Hi Rooters,
I’m writing a small macro like this
if()----->First if statement
{
TMultiGraph* stack = new TMultiGraph;
…
}
if()----->Second if statement
{
THStack* stack = new THStack;
}
When I run it, the code will crash, complaining “stack” already declared as different type.
I add two lines “delete stack; stack = NULL;” at the end of the first if statement, then program can work, but still giving out an error.
So My questions are:
Why is this case? I think that the two stacks are in different scopes.
How can I deal with the memory in ROOT? It seems the “delete stack; stack = NULL” has not deleted the object fully.
If I have defined several objects, like TH1*, TGraph*, TLegend*, do I really have to delete them? How can I do that? Sometimes deleting an object will cause a crash(not a NULL object).

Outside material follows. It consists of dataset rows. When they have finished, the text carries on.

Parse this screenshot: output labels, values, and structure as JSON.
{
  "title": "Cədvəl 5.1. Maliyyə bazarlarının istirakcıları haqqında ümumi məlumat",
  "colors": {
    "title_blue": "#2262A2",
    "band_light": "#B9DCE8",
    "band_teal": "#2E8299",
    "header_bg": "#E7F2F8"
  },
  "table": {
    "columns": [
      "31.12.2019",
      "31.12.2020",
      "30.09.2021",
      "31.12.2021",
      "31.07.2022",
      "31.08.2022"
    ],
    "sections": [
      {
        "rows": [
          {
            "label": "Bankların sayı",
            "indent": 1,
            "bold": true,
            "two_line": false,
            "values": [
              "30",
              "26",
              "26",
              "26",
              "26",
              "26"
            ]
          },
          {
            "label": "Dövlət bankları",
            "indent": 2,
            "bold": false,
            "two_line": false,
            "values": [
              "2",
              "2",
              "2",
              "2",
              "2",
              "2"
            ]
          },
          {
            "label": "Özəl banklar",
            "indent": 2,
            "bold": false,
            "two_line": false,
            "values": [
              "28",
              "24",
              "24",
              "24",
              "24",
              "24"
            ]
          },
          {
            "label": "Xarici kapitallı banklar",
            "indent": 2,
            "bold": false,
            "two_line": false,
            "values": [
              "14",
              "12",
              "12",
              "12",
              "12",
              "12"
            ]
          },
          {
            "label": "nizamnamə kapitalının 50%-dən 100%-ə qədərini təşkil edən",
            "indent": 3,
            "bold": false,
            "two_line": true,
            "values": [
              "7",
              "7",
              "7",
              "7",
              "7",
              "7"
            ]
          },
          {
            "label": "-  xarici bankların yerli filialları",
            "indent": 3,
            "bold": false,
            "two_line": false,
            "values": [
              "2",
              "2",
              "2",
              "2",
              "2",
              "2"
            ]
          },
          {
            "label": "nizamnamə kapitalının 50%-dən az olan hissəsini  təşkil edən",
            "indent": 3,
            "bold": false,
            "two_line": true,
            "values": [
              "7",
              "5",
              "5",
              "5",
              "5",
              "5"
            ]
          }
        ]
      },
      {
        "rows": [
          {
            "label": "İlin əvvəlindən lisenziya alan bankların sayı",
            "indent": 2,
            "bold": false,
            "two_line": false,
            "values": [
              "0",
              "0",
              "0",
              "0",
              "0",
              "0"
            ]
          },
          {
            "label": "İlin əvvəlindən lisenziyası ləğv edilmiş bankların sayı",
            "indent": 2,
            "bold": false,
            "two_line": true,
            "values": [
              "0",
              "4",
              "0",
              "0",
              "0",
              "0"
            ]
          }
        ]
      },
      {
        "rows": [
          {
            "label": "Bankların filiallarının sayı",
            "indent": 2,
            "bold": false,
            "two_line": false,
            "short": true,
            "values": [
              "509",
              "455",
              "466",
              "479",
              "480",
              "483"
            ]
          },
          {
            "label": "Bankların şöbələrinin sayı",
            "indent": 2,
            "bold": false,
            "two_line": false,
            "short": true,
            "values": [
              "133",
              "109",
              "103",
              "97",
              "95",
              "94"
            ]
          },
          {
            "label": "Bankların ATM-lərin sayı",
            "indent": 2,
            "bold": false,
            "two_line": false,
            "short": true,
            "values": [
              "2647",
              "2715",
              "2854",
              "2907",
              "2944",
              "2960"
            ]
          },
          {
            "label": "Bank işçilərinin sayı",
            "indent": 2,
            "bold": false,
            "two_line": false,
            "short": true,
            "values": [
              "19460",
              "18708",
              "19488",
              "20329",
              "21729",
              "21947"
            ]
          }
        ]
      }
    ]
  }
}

I assume you’re using CINT here. I have found that the scoping rules are not the same as for standard C++ in CINT, so I’m not surprised by the problem you’re having.
Also, I think these days the accepted practice is to set pointers to 0 rather than NULL after a delete.

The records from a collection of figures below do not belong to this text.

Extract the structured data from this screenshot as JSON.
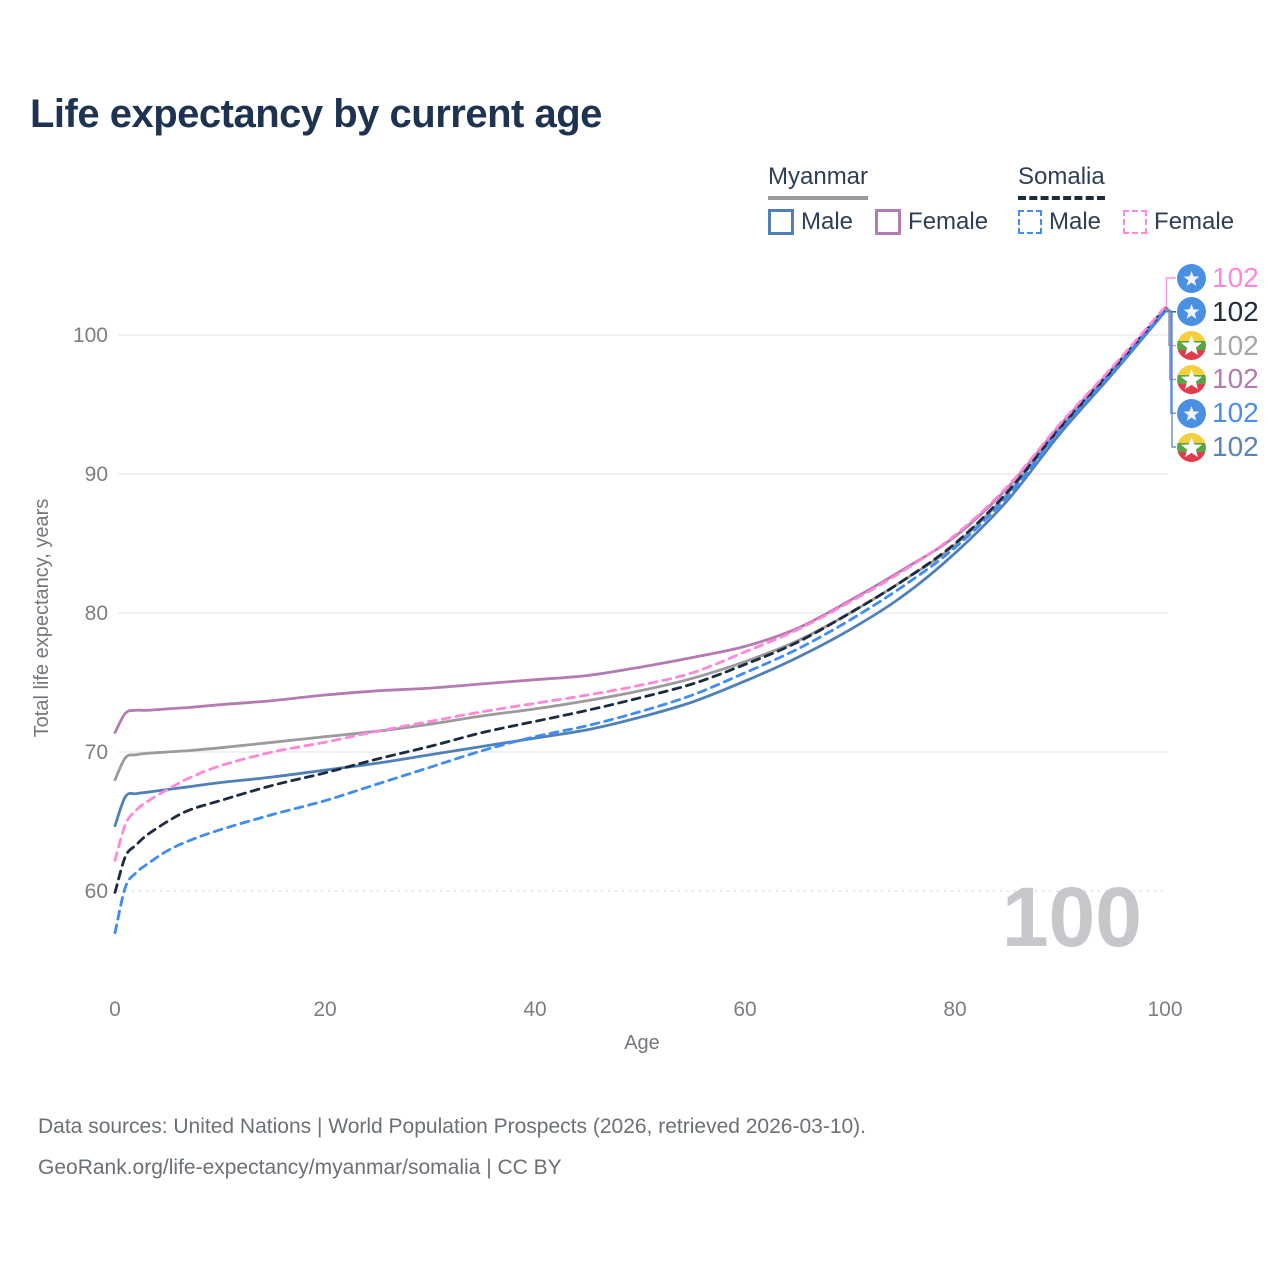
{
  "title": "Life expectancy by current age",
  "legend": {
    "groups": [
      {
        "name": "Myanmar",
        "underline": "solid",
        "underline_color": "#9a9a9a",
        "items": [
          {
            "label": "Male",
            "color": "#5080b8",
            "dashed": false
          },
          {
            "label": "Female",
            "color": "#b47ab2",
            "dashed": false
          }
        ]
      },
      {
        "name": "Somalia",
        "underline": "dashed",
        "underline_color": "#1e2b3c",
        "items": [
          {
            "label": "Male",
            "color": "#3f8cf2",
            "dashed": true
          },
          {
            "label": "Female",
            "color": "#fd87d9",
            "dashed": true
          }
        ]
      }
    ]
  },
  "watermark": "100",
  "end_labels": [
    {
      "value": "102",
      "flag": "somalia",
      "color": "#fd87d9",
      "series": "Somalia Female"
    },
    {
      "value": "102",
      "flag": "somalia",
      "color": "#222c3d",
      "series": "Somalia Both sexes"
    },
    {
      "value": "102",
      "flag": "myanmar",
      "color": "#a6a6a8",
      "series": "Myanmar Both sexes"
    },
    {
      "value": "102",
      "flag": "myanmar",
      "color": "#b47ab2",
      "series": "Myanmar Female"
    },
    {
      "value": "102",
      "flag": "somalia",
      "color": "#4a8def",
      "series": "Somalia Male"
    },
    {
      "value": "102",
      "flag": "myanmar",
      "color": "#5a83b8",
      "series": "Myanmar Male"
    }
  ],
  "footer": {
    "line1": "Data sources: United Nations | World Population Prospects (2026, retrieved 2026-03-10).",
    "line2": "GeoRank.org/life-expectancy/myanmar/somalia | CC BY"
  },
  "chart_data": {
    "type": "line",
    "title": "Life expectancy by current age",
    "xlabel": "Age",
    "ylabel": "Total life expectancy, years",
    "xlim": [
      0,
      100
    ],
    "ylim": [
      56,
      104
    ],
    "xticks": [
      0,
      20,
      40,
      60,
      80,
      100
    ],
    "yticks": [
      60,
      70,
      80,
      90,
      100
    ],
    "grid": "horizontal-only",
    "legend_position": "top-right",
    "x": [
      0,
      1,
      2,
      3,
      5,
      7,
      10,
      15,
      20,
      25,
      30,
      35,
      40,
      45,
      50,
      55,
      60,
      65,
      70,
      75,
      80,
      85,
      90,
      95,
      100
    ],
    "series": [
      {
        "name": "Myanmar Both sexes",
        "country": "Myanmar",
        "sex": "both",
        "color": "#9b9b9b",
        "dashed": false,
        "values": [
          68.0,
          69.6,
          69.8,
          69.9,
          70.0,
          70.1,
          70.3,
          70.7,
          71.1,
          71.5,
          72.0,
          72.6,
          73.1,
          73.7,
          74.4,
          75.3,
          76.5,
          78.0,
          80.0,
          82.3,
          84.9,
          88.6,
          93.2,
          97.4,
          101.87
        ]
      },
      {
        "name": "Myanmar Female",
        "country": "Myanmar",
        "sex": "female",
        "color": "#b47ab2",
        "dashed": false,
        "values": [
          71.4,
          72.8,
          73.0,
          73.0,
          73.1,
          73.2,
          73.4,
          73.7,
          74.1,
          74.4,
          74.6,
          74.9,
          75.2,
          75.5,
          76.1,
          76.8,
          77.6,
          78.9,
          80.9,
          83.1,
          85.5,
          89.0,
          93.5,
          97.6,
          101.8
        ]
      },
      {
        "name": "Myanmar Male",
        "country": "Myanmar",
        "sex": "male",
        "color": "#5080b8",
        "dashed": false,
        "values": [
          64.7,
          66.8,
          67.0,
          67.1,
          67.3,
          67.5,
          67.8,
          68.2,
          68.7,
          69.2,
          69.8,
          70.4,
          71.0,
          71.6,
          72.5,
          73.6,
          75.1,
          76.8,
          78.8,
          81.2,
          84.3,
          88.1,
          92.9,
          97.2,
          101.68
        ]
      },
      {
        "name": "Somalia Both sexes",
        "country": "Somalia",
        "sex": "both",
        "color": "#1c2b3f",
        "dashed": true,
        "values": [
          59.9,
          62.5,
          63.3,
          64.0,
          65.0,
          65.8,
          66.5,
          67.6,
          68.5,
          69.5,
          70.4,
          71.4,
          72.2,
          73.0,
          73.9,
          74.9,
          76.3,
          77.9,
          80.0,
          82.3,
          85.0,
          88.7,
          93.3,
          97.5,
          101.93
        ]
      },
      {
        "name": "Somalia Female",
        "country": "Somalia",
        "sex": "female",
        "color": "#fd87d9",
        "dashed": true,
        "values": [
          62.2,
          64.8,
          65.8,
          66.4,
          67.3,
          68.1,
          69.0,
          70.0,
          70.7,
          71.5,
          72.2,
          72.9,
          73.5,
          74.1,
          74.8,
          75.7,
          77.2,
          78.8,
          80.8,
          83.0,
          85.6,
          89.1,
          93.6,
          97.7,
          102.0
        ]
      },
      {
        "name": "Somalia Male",
        "country": "Somalia",
        "sex": "male",
        "color": "#3f8cf2",
        "dashed": true,
        "values": [
          57.0,
          60.3,
          61.3,
          61.9,
          62.9,
          63.6,
          64.4,
          65.5,
          66.5,
          67.7,
          68.9,
          70.1,
          71.1,
          71.9,
          72.9,
          74.1,
          75.7,
          77.4,
          79.5,
          81.9,
          84.7,
          88.4,
          93.1,
          97.3,
          101.74
        ]
      }
    ]
  }
}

The code you have should work if you compile it. If you want to continue to use CINT for it, you should probably either come up with a different name for the second pointer or cast it to the correct pointer type before you allocate the memory the second time.
Now that I think more about it, I don’t think you could cast the pointer. However, if you’re using CINT you can simply let it allocate the pointers automatically. For example, using 2 different TH1 types:
bool select = true;
if (select) {
h = new TH1F("test", "test", 10, 0., 10.);
} else {
h = new TH1D("test", "test", 10, 0., 10.);
}
This will give you back h as either a TH1F or TH1D pointer. And yes, h will still be in scope after the if statement block.
Again, compiling is the best way to do things if you want to keep yourself within C++ scoping rules. Variable scoping in CINT is, to me at least, quite confusing.